Apache Liminal is started. The Apache Airflow UI is accessible at the following address: http://127.0.0.1:8080

Just activate the DAG and the pipeline will be triggered automatically.

We follow our DAG and access the logs through the Tree View (see our article Introducing Apache Airflow on AWS if you wish to better understand Apache Airflow functionalities).

Once the pipeline is fully executed and terminated we stop our Liminal server using the command:

Conclusion

Apache Liminal proposes to simplify the creation of end-to-end Machine Learning pipelines. We think the initiative is a success. Indeed one YAML file allows you to coherently describe the execution of your different Machine Learning pipelines.

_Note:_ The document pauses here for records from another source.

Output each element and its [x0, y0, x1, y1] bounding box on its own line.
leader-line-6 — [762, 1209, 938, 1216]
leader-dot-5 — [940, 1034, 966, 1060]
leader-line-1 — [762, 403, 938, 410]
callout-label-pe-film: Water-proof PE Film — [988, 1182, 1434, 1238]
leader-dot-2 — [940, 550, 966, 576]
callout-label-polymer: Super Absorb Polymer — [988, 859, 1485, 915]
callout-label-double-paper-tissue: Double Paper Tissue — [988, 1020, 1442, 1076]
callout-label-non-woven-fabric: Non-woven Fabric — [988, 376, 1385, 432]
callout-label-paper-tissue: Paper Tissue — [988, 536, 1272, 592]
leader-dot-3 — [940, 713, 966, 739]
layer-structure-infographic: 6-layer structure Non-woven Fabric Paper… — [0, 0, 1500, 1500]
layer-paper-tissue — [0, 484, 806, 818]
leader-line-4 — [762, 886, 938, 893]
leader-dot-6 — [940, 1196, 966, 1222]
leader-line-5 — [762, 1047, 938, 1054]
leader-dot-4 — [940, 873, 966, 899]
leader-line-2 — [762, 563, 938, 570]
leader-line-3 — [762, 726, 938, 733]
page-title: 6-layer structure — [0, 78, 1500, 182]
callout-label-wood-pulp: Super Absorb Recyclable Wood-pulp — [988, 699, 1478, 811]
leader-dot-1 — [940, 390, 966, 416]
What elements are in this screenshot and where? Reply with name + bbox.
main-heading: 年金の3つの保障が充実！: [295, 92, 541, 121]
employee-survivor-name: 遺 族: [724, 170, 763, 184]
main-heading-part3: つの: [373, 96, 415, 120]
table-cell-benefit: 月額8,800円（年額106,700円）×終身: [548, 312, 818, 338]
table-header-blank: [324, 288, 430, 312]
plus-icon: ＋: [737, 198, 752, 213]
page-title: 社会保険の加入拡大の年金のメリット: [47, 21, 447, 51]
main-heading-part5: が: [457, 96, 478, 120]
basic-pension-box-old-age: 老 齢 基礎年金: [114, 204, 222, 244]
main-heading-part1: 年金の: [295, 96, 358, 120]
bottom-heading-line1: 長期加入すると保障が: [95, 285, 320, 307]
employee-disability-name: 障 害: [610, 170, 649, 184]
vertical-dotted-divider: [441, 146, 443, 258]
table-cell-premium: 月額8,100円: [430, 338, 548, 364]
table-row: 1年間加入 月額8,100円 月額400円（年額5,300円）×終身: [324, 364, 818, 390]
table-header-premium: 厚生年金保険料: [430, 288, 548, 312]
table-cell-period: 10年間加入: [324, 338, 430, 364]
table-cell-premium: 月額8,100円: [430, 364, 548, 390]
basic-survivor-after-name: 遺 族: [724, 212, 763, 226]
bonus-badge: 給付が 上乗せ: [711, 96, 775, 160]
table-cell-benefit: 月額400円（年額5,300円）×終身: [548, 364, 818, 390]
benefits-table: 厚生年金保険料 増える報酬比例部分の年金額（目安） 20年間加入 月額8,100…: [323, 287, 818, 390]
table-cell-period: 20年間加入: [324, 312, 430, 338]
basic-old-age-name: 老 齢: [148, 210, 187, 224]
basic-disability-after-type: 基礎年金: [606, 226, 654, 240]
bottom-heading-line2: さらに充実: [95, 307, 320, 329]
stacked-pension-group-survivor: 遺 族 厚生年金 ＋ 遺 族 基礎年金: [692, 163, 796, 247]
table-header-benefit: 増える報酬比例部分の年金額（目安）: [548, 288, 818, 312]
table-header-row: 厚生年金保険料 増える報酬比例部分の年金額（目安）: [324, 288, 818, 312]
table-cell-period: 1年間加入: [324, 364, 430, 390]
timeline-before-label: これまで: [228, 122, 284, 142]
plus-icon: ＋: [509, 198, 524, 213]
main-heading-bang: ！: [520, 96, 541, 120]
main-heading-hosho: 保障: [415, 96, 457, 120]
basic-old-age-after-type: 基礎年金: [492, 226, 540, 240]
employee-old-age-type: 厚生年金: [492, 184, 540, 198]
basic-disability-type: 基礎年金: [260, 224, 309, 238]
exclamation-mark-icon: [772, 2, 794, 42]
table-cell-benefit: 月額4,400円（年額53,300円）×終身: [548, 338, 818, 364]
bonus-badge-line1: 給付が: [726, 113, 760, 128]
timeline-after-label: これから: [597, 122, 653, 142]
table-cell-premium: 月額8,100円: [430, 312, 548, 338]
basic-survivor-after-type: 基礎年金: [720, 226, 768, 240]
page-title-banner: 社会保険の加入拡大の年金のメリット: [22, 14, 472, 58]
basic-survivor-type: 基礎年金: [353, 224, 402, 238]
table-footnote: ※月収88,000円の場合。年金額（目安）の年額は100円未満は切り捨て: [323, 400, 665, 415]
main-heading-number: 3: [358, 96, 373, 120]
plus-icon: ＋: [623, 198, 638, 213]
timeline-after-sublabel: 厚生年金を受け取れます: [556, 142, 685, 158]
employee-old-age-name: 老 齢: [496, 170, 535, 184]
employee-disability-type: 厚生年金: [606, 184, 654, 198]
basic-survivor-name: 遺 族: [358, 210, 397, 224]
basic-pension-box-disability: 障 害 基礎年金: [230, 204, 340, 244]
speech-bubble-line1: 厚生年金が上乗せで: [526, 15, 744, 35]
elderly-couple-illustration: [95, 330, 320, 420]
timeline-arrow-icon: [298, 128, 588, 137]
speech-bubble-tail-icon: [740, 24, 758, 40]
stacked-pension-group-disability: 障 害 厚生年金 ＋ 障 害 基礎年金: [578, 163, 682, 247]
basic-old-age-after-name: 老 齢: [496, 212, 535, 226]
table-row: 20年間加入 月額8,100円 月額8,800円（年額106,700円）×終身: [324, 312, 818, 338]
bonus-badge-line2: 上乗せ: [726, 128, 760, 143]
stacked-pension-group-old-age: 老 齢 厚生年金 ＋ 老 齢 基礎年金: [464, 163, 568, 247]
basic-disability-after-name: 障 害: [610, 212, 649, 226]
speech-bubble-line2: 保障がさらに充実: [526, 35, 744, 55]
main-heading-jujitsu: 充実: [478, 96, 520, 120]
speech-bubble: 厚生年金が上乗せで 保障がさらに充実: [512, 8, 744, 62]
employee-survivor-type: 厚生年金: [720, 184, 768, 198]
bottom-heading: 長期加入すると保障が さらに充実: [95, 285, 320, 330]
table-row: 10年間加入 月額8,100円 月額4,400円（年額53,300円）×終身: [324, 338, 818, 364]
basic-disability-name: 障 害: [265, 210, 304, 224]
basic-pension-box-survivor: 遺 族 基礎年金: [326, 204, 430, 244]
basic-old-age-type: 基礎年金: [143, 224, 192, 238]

Additionally, leveraging Kubernetes let the user deploy its pipelines in remote clusters. You connect to your remote cluster using the command:


kubectl config set-context <your remote kubernetes cluster>

Finally the use of declarative YAML files presents the advantage of automating your Machine Learning pipeline in your CI/CD pipelines in order to version, publish and operate your models.